With psychedelics, these are single molecules that generate small molecules. They're well understood. So the chemistry of developing these treatments is far less complicated, and I think they have a greater chance of seeing psychedelics as pharmaceuticals in the future.

And I think developing micro-dosing treatments, pharmaceuticals in the future, is much more challenging than developing macro-dose treatments. And that's what we are focused on, the macro-dose treatments.

And the reason for that is when you start giving really small doses and you're getting really small effects, those effects are much harder to measure. That difference between placebo and a micro-dose effect, you need very large sample sizes to be able to detect that. And so we are talking about thousands and thousands of patients. And over a long period of time, because of these treatments, unlike macro psychedelics, the micro-dosing would be more chronically dosed. Whereas with macro psychedelics you're talking about once or twice or three times a year, potentially.

So to run studies for micro-dosing with very large populations for long periods of time I think is risky and very expensive. So that's not something that we're pursuing, we're very much focused on macro-dosing.

Yeah. One of the ways that I first learned about you personally, but also Cybin as a company, was the interview by Ray Blanco, who's our science advisor. And he put Cybin in his portfolio for a little while, until it seemed like it was getting too volatile to judge when to get in and when to get out.

There has been a lot of speculation in the stock. That's also why I bring up the marijuana stocks because with 2018, 2019, there was a lot of speculation and very small companies were going up and down. How does the volatility in the stock price affect your ability to finance the testing and harvest the data that you need to roll out?

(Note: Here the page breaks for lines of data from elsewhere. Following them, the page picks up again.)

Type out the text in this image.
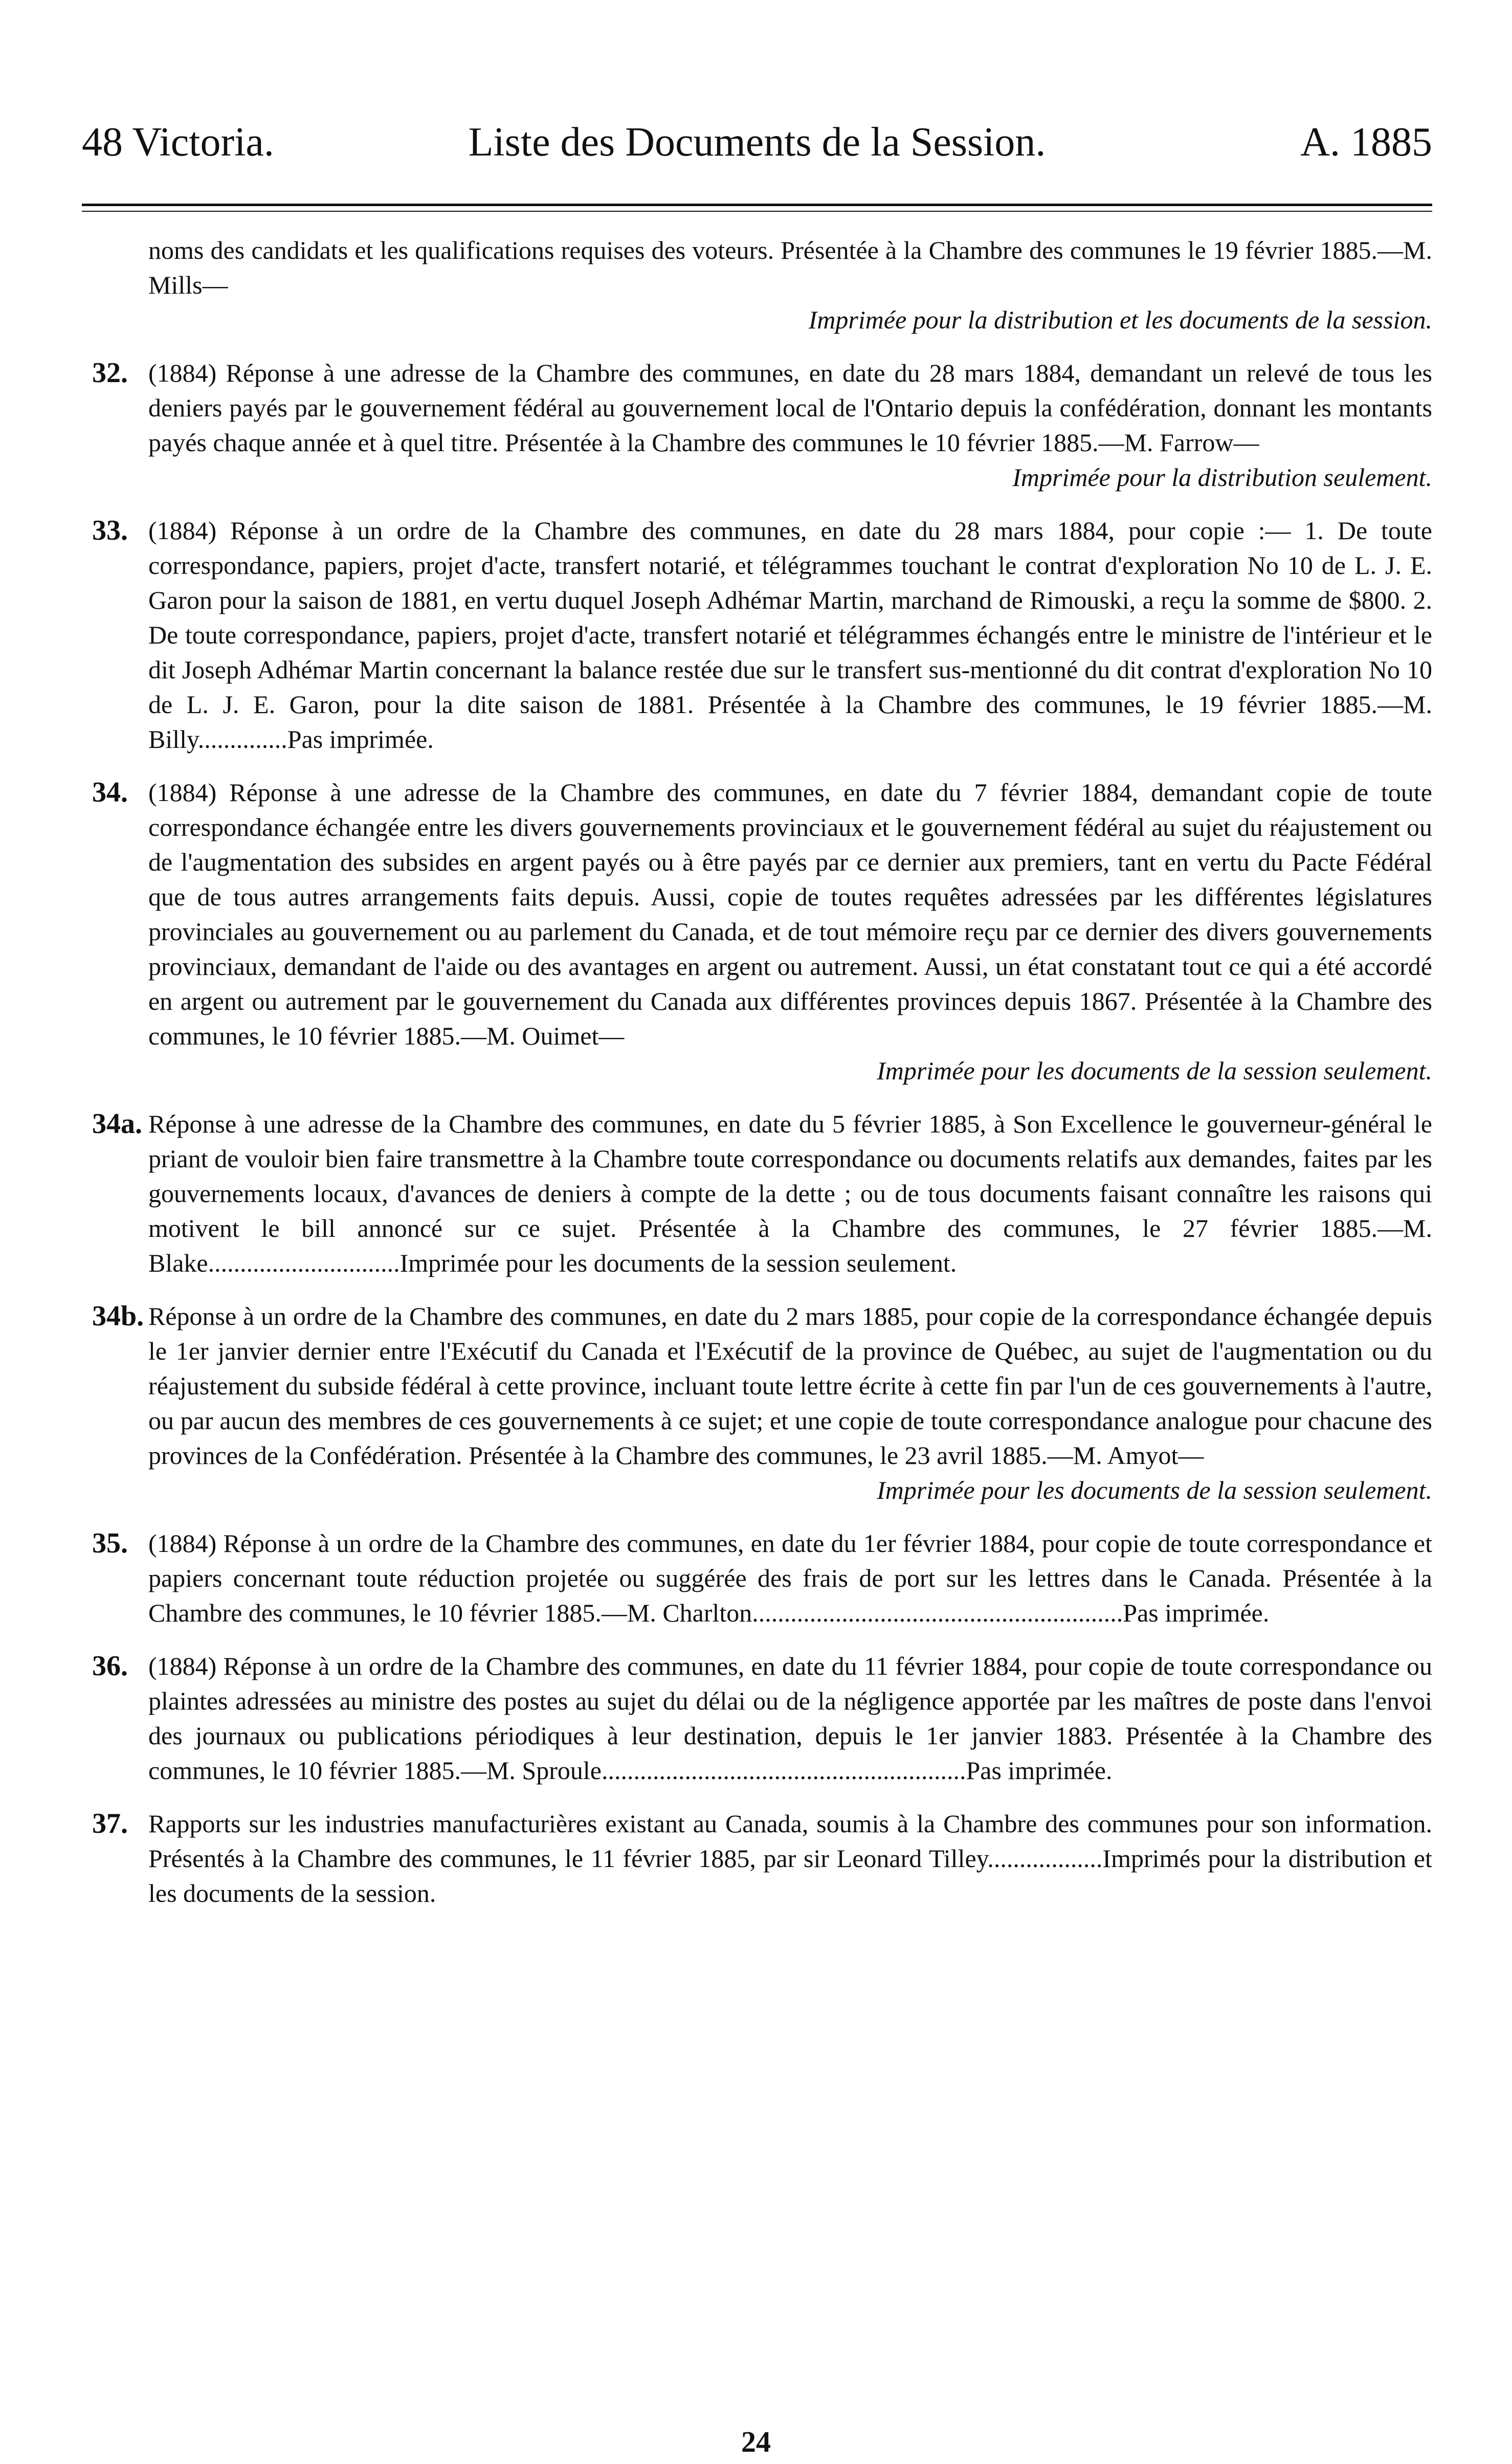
48 Victoria.	Liste des Documents de la Session.	A. 1885
noms des candidats et les qualifications requises des voteurs. Présentée à la Chambre des communes le 19 février 1885.—M. Mills—
Imprimée pour la distribution et les documents de la session.
32. (1884) Réponse à une adresse de la Chambre des communes, en date du 28 mars 1884, demandant un relevé de tous les deniers payés par le gouvernement fédéral au gouvernement local de l'Ontario depuis la confédération, donnant les montants payés chaque année et à quel titre. Présentée à la Chambre des communes le 10 février 1885.—M. Farrow—
Imprimée pour la distribution seulement.
33. (1884) Réponse à un ordre de la Chambre des communes, en date du 28 mars 1884, pour copie :— 1. De toute correspondance, papiers, projet d'acte, transfert notarié, et télégrammes touchant le contrat d'exploration No 10 de L. J. E. Garon pour la saison de 1881, en vertu duquel Joseph Adhémar Martin, marchand de Rimouski, a reçu la somme de $800. 2. De toute correspondance, papiers, projet d'acte, transfert notarié et télégrammes échangés entre le ministre de l'intérieur et le dit Joseph Adhémar Martin concernant la balance restée due sur le transfert sus-mentionné du dit contrat d'exploration No 10 de L. J. E. Garon, pour la dite saison de 1881. Présentée à la Chambre des communes, le 19 février 1885.—M. Billy..............Pas imprimée.
34. (1884) Réponse à une adresse de la Chambre des communes, en date du 7 février 1884, demandant copie de toute correspondance échangée entre les divers gouvernements provinciaux et le gouvernement fédéral au sujet du réajustement ou de l'augmentation des subsides en argent payés ou à être payés par ce dernier aux premiers, tant en vertu du Pacte Fédéral que de tous autres arrangements faits depuis. Aussi, copie de toutes requêtes adressées par les différentes législatures provinciales au gouvernement ou au parlement du Canada, et de tout mémoire reçu par ce dernier des divers gouvernements provinciaux, demandant de l'aide ou des avantages en argent ou autrement. Aussi, un état constatant tout ce qui a été accordé en argent ou autrement par le gouvernement du Canada aux différentes provinces depuis 1867. Présentée à la Chambre des communes, le 10 février 1885.—M. Ouimet—
Imprimée pour les documents de la session seulement.
34a. Réponse à une adresse de la Chambre des communes, en date du 5 février 1885, à Son Excellence le gouverneur-général le priant de vouloir bien faire transmettre à la Chambre toute correspondance ou documents relatifs aux demandes, faites par les gouvernements locaux, d'avances de deniers à compte de la dette ; ou de tous documents faisant connaître les raisons qui motivent le bill annoncé sur ce sujet. Présentée à la Chambre des communes, le 27 février 1885.—M. Blake..............................Imprimée pour les documents de la session seulement.
34b. Réponse à un ordre de la Chambre des communes, en date du 2 mars 1885, pour copie de la correspondance échangée depuis le 1er janvier dernier entre l'Exécutif du Canada et l'Exécutif de la province de Québec, au sujet de l'augmentation ou du réajustement du subside fédéral à cette province, incluant toute lettre écrite à cette fin par l'un de ces gouvernements à l'autre, ou par aucun des membres de ces gouvernements à ce sujet; et une copie de toute correspondance analogue pour chacune des provinces de la Confédération. Présentée à la Chambre des communes, le 23 avril 1885.—M. Amyot—
Imprimée pour les documents de la session seulement.
35. (1884) Réponse à un ordre de la Chambre des communes, en date du 1er février 1884, pour copie de toute correspondance et papiers concernant toute réduction projetée ou suggérée des frais de port sur les lettres dans le Canada. Présentée à la Chambre des communes, le 10 février 1885.—M. Charlton..........................................................Pas imprimée.
36. (1884) Réponse à un ordre de la Chambre des communes, en date du 11 février 1884, pour copie de toute correspondance ou plaintes adressées au ministre des postes au sujet du délai ou de la négligence apportée par les maîtres de poste dans l'envoi des journaux ou publications périodiques à leur destination, depuis le 1er janvier 1883. Présentée à la Chambre des communes, le 10 février 1885.—M. Sproule.........................................................Pas imprimée.
37. Rapports sur les industries manufacturières existant au Canada, soumis à la Chambre des communes pour son information. Présentés à la Chambre des communes, le 11 février 1885, par sir Leonard Tilley..................Imprimés pour la distribution et les documents de la session.
24
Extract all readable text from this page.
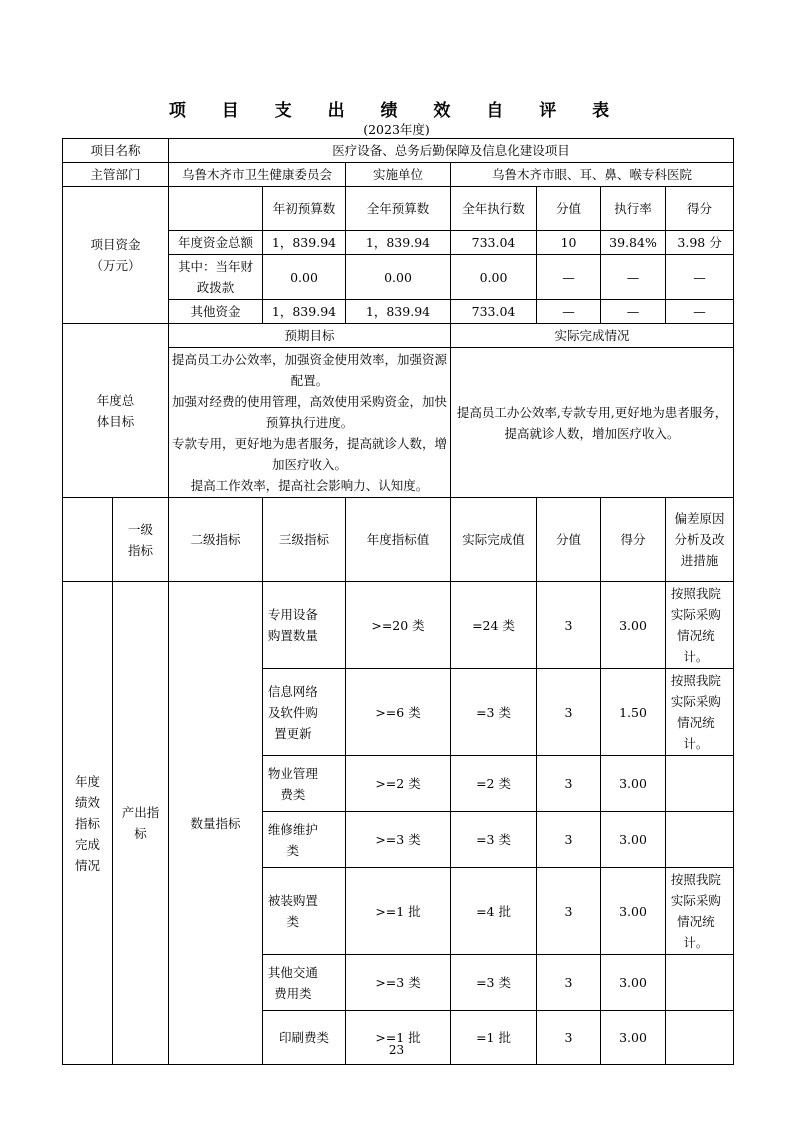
项 目 支 出 绩 效 自 评 表
(2023年度)
项目名称		医疗设备、总务后勤保障及信息化建设项目						
主管部门		乌鲁木齐市卫生健康委员会		实施单位	乌鲁木齐市眼、耳、鼻、喉专科医院			

项目资金
（万元）			年初预算数	全年预算数	全年执行数	分值	执行率	得分
		年度资金总额	1，839.94	1，839.94	733.04	10	39.84%	3.98 分
		其中：当年财政拨款	0.00	0.00	0.00	—	—	—
		其他资金	1，839.94	1，839.94	733.04	—	—	—

年度总体目标		预期目标			实际完成情况			

		提高员工办公效率，加强资金使用效率，加强资源配置。
加强对经费的使用管理，高效使用采购资金，加快预算执行进度。
专款专用，更好地为患者服务，提高就诊人数，增加医疗收入。
提高工作效率，提高社会影响力、认知度。			提高员工办公效率,专款专用,更好地为患者服务，提高就诊人数，增加医疗收入。			

	一级指标	二级指标	三级指标	年度指标值	实际完成值	分值	得分	偏差原因分析及改进措施

年度绩效指标完成情况	产出指标	数量指标	专用设备购置数量	>=20 类	=24 类	3	3.00	按照我院实际采购情况统计。

			信息网络及软件购置更新	>=6 类	=3 类	3	1.50	按照我院实际采购情况统计。

			物业管理费类	>=2 类	=2 类	3	3.00	

			维修维护类	>=3 类	=3 类	3	3.00	

			被装购置类	>=1 批	=4 批	3	3.00	按照我院实际采购情况统计。

			其他交通费用类	>=3 类	=3 类	3	3.00	
			印刷费类	>=1 批	=1 批	3	3.00	
23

Yeah, that's a good question. We've raised $120 million to date to finance our four active drug programs. So we are well capitalized, we've got a strong balance sheet. But you're right, the smaller companies in this space are seeing a lot of volatility and that has a knock-on effect to the entire sector.

But I think we'll see that calm down. We're seeing a handful of companies now move to US exchanges. We're on the NYSE American, few others are on the NASDAQ. And that just leads to a creation of better liquidity for those companies, stronger balance sheets for those companies. And we're already starting to see a small group of companies, like Cybin, pulling away from the pack.

So we are well capitalized for the next several years to run our programs. I think what we will see as well over the next year or two is some of these smaller companies that have started, and I believe it's in the hundreds, just won't make it. There just won't be enough capital to fund them all. I see a potential for consolidation in this space over the next 12 to 24 months potentially.

That's part of the reason I'm interested in talking to you and following along, because the market for depression and addiction, it's so enormous that it just seems to me like a small company like Cybin could grow very quickly and very large. And that's interesting to the investors who are listening to us speak today.

I'd like to continue talking with you because I'm interested in how the data is going to unfold later this year. I will thank you now for setting the table for us, and then I'll have you back on when we have some data to report. How's that sound?